The journal Nature recently published a fascinating study from Northeastern University on the prevalence of similar taste compounds in cuisines around the world. The researchers began by making a massive database of foods and the chemicals known to affect the flavor of those foods. They then made a map connecting those foods to one another based on how many of the same flavor compounds those foods shared, essentially creating a "cuisine genome" of interrelated flavors.
Then, they analyzed recipes from different cuisines using this map to see how flavors combine in different cooking traditions.
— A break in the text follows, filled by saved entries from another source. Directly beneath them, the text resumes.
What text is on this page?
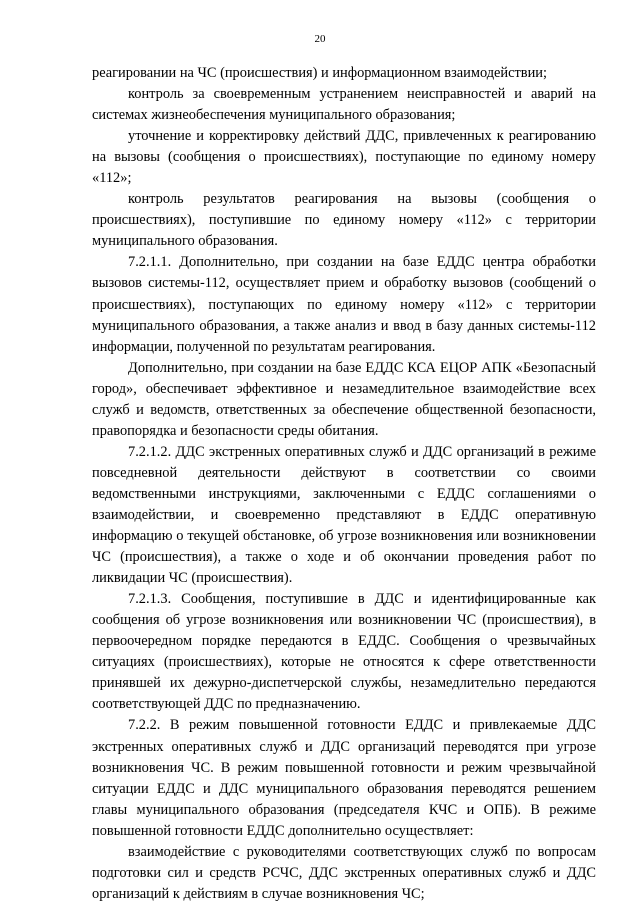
20

реагировании на ЧС (происшествия) и информационном взаимодействии;

контроль за своевременным устранением неисправностей и аварий на системах жизнеобеспечения муниципального образования;

уточнение и корректировку действий ДДС, привлеченных к реагированию на вызовы (сообщения о происшествиях), поступающие по единому номеру «112»;

контроль результатов реагирования на вызовы (сообщения о происшествиях), поступившие по единому номеру «112» с территории муниципального образования.

7.2.1.1. Дополнительно, при создании на базе ЕДДС центра обработки вызовов системы-112, осуществляет прием и обработку вызовов (сообщений о происшествиях), поступающих по единому номеру «112» с территории муниципального образования, а также анализ и ввод в базу данных системы-112 информации, полученной по результатам реагирования.

Дополнительно, при создании на базе ЕДДС КСА ЕЦОР АПК «Безопасный город», обеспечивает эффективное и незамедлительное взаимодействие всех служб и ведомств, ответственных за обеспечение общественной безопасности, правопорядка и безопасности среды обитания.

7.2.1.2. ДДС экстренных оперативных служб и ДДС организаций в режиме повседневной деятельности действуют в соответствии со своими ведомственными инструкциями, заключенными с ЕДДС соглашениями о взаимодействии, и своевременно представляют в ЕДДС оперативную информацию о текущей обстановке, об угрозе возникновения или возникновении ЧС (происшествия), а также о ходе и об окончании проведения работ по ликвидации ЧС (происшествия).

7.2.1.3. Сообщения, поступившие в ДДС и идентифицированные как сообщения об угрозе возникновения или возникновении ЧС (происшествия), в первоочередном порядке передаются в ЕДДС. Сообщения о чрезвычайных ситуациях (происшествиях), которые не относятся к сфере ответственности принявшей их дежурно-диспетчерской службы, незамедлительно передаются соответствующей ДДС по предназначению.

7.2.2. В режим повышенной готовности ЕДДС и привлекаемые ДДС экстренных оперативных служб и ДДС организаций переводятся при угрозе возникновения ЧС. В режим повышенной готовности и режим чрезвычайной ситуации ЕДДС и ДДС муниципального образования переводятся решением главы муниципального образования (председателя КЧС и ОПБ). В режиме повышенной готовности ЕДДС дополнительно осуществляет:

взаимодействие с руководителями соответствующих служб по вопросам подготовки сил и средств РСЧС, ДДС экстренных оперативных служб и ДДС организаций к действиям в случае возникновения ЧС;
One recent theory that's gained traction, especially among molecular chefs, is that ingredients which share flavors should go well together: Parmesan cheese shares many flavor compounds with white wine, and therefore, they should pair well.
However, their analysis complicates that "like with like" relationship: while it turns out that while North American and Western European dishes tend to use this model, Southern European and East Asian cuisines tend to shun similar flavor combos. For instance, Americans frequently use the similarly-flavored ingredients vanilla, butter and eggs together in the same dish. On the other hand, East Asians often use scallions, sesame and soy sauce simultaneously, which share very few of the same flavors.
And, most interestingly for wedgehead, take a look at this "spine map" of shared-flavor ingredients:
The lower-left quadrant of the map is where most of the cheese "lives", and look where the strong connections are: to rum, beer, and various nuts. While this explains some of the "like with like" pairings (an English meal of cheddar and ale, for instance) the cuisine breakdown shows that there's more than one way to skin a cat. Cooks from places like Italy and Korea would tend to join dissimilar flavors like mozzarella and basil, or cheese kimbab with rice and seaweed, and think they're just delicious.
Both "Like with like" and "opposites attract" open unique avenues to explore—I love the idea of a blue cheese and Jamaican rum tasting, as well as a sheep milk cheese rollled in toasted sesame. But what's most interesting about the organized map is that it offers structure to start experimenting in all sorts of ways, and shows us how truly sophisticated the whole business really is.
Most of the math in the article is above my head, but I'd love to hear from some more scientifically-literate wedge heads about what interesting connections they see in the data.